Nigerian Media Should Learn From Rwanda Genocide

Nigerian Media Should Learn From Rwanda Genocide

Chris Steven, Abuja

Minister of Information and Culture, Alhaji Lai Mohammed on Friday said Nigeria is under the siege of disinformation and take news and cautioned that the dangerous trend, if not checked by the media is capable of tearing the fabric of the society and bringing the country to its knees.

The Minister urged  the media to draw lessons from the 1994 Rwanda genocide that was caused by disinformation.

He stated these during a courtesy he paid to the headquarters of Daar Communications Plc. owners of the African Independent Television (AIT) and Raypower radio station.

There have been speculations about the state of health of President Buhari since he left Nigeria on January 19 for a ten day leave during which he was expected to undergo his routine medical check up.

Alhaji Mohammed urged the media to eschew disinformation and fake news, saying the phenomenon, if left unchecked, could damage the credibility of the media and endanger the country’s peace and security.

“The country today is under the siege of disinformation and fake news. Unfortunately this dangerous trend, if not checked by the media – especially the traditional media – is capable of tearing the fabric of the society and bringing the country to its knees,” he said.

Alhaji Mohammed said that to make matters worse, a section of the traditional media often amplifies the disinformation and the fake news being spread on the Social Media.

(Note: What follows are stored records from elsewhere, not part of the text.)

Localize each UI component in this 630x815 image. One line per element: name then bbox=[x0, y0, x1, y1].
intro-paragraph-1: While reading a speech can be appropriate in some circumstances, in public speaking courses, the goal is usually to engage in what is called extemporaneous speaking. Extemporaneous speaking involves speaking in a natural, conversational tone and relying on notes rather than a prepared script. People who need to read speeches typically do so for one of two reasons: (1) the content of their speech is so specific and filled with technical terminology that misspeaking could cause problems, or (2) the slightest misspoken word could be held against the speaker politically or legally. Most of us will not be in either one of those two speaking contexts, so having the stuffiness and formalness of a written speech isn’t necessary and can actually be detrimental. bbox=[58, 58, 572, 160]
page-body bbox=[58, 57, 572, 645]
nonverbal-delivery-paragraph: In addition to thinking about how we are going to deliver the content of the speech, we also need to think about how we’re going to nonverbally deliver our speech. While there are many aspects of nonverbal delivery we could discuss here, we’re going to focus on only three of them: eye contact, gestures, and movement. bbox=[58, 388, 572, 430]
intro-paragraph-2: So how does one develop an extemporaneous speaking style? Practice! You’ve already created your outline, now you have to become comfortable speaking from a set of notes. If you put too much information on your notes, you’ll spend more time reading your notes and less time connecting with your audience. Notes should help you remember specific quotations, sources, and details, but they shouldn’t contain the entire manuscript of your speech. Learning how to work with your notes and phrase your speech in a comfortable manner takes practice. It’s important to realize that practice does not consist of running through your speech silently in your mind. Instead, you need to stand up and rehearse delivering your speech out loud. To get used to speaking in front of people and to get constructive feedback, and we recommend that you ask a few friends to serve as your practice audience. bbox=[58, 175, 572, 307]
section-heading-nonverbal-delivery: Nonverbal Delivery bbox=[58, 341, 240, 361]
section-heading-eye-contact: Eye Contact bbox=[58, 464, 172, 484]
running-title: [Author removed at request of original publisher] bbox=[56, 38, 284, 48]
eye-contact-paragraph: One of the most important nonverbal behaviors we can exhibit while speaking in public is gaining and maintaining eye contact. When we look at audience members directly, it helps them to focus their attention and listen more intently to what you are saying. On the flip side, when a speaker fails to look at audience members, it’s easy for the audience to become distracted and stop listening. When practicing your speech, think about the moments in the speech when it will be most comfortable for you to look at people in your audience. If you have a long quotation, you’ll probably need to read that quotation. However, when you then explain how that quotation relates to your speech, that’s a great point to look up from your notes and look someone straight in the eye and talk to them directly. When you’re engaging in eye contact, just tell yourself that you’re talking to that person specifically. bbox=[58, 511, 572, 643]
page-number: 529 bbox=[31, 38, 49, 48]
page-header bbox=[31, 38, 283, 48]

He noted that in spite of the incursion of the Social Media, the traditional media remains the most credible platform, hence it should not join forces with the purveyors of falsehood.

“My greatest problem is with the traditional media, because most people will probably say Social Media is what it is. But when the traditional media also latches on the same fake news and the same disinformation, then I begin to get worried for many reasons.

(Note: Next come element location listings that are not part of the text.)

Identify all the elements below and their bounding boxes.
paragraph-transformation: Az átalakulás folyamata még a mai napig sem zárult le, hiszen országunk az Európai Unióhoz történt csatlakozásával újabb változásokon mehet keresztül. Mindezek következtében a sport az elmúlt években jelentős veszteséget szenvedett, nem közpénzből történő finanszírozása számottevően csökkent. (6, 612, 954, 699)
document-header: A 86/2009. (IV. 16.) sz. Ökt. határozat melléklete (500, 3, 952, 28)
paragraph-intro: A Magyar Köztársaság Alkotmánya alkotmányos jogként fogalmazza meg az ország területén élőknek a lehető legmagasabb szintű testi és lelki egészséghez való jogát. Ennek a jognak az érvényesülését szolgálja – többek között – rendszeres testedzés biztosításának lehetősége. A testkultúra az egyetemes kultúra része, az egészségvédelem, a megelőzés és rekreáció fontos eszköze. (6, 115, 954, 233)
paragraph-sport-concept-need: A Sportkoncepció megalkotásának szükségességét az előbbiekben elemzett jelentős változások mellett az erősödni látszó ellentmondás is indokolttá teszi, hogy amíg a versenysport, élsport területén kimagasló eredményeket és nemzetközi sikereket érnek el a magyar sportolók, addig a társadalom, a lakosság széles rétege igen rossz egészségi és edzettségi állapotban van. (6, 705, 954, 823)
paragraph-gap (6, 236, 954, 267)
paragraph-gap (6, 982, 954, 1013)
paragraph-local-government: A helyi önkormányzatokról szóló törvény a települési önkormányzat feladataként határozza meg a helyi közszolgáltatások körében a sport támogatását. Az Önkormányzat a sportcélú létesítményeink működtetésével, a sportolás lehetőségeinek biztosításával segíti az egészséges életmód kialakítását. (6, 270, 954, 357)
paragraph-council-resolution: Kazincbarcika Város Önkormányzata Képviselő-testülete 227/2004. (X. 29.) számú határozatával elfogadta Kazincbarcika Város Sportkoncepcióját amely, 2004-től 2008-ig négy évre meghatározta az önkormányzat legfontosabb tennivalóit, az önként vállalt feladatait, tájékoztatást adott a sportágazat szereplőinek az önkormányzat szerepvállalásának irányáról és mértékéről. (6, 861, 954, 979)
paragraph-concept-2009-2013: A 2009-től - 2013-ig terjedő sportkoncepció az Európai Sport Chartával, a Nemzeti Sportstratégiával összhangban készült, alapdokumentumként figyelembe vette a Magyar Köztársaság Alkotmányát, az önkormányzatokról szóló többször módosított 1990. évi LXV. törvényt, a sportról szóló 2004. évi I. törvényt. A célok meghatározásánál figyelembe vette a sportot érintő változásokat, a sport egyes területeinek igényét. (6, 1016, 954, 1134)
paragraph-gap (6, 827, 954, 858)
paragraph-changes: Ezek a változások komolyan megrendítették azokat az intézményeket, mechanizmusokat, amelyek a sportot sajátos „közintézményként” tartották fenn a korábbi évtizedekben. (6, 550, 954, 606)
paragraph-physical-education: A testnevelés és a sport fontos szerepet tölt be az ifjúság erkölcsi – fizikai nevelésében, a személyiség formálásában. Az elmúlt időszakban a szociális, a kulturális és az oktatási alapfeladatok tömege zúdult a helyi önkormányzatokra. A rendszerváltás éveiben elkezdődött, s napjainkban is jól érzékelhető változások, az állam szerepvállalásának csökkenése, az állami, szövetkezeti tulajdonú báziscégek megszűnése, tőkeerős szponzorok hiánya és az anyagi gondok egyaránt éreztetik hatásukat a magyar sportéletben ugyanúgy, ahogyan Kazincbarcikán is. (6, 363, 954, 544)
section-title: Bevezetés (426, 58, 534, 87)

Number one, it affects the credibility of the media itself and once the media is no longer believed, once the media loses its credibility, then it has serious consequences for the media and the society as a whole,” the Minister said.

Alhaji Mohammed recalled the role that disinformation, fake news and hate speeches played in the 1994 genocide in Rwanda in which over 800,000 people were killed, and urged the media to draw some lessons from that unfortunate development.

He expressed concern that in the past few weeks, the media was saturated with false news on the health of the President, and that even when the government and the presidency promptly clarified that the President is hale and hearty, some people did not believe them because of the lies they have read in the Social Media.

“What happened in the last couple of weeks is quite worrisome. Mr. President left for a vacation. When he was leaving, he transmitted the necessary letter to the National Assembly on who was going to act. He said during his vacation, he will also use the opportunity to carry out his routine medical check-up. Within 12 hours of leaving the country, the news was that he had died, and when that was not sustainable, they said he was critically ill.

”Some even went on to say that he was actually flown out of the country in an ambulance, when the whole world saw when he was leaving and it was televised. For a week or so all we heard was this dangerous disinformation,” the Minister said.

In his remarks, the Executive Chairman of Daar Communications Plc. Chief Raymond Paul Dokpesi, said the emergence of fake news is a global phenomenon, but noted that the Media Group has been absolutely committed to upholding the highest standard of journalism.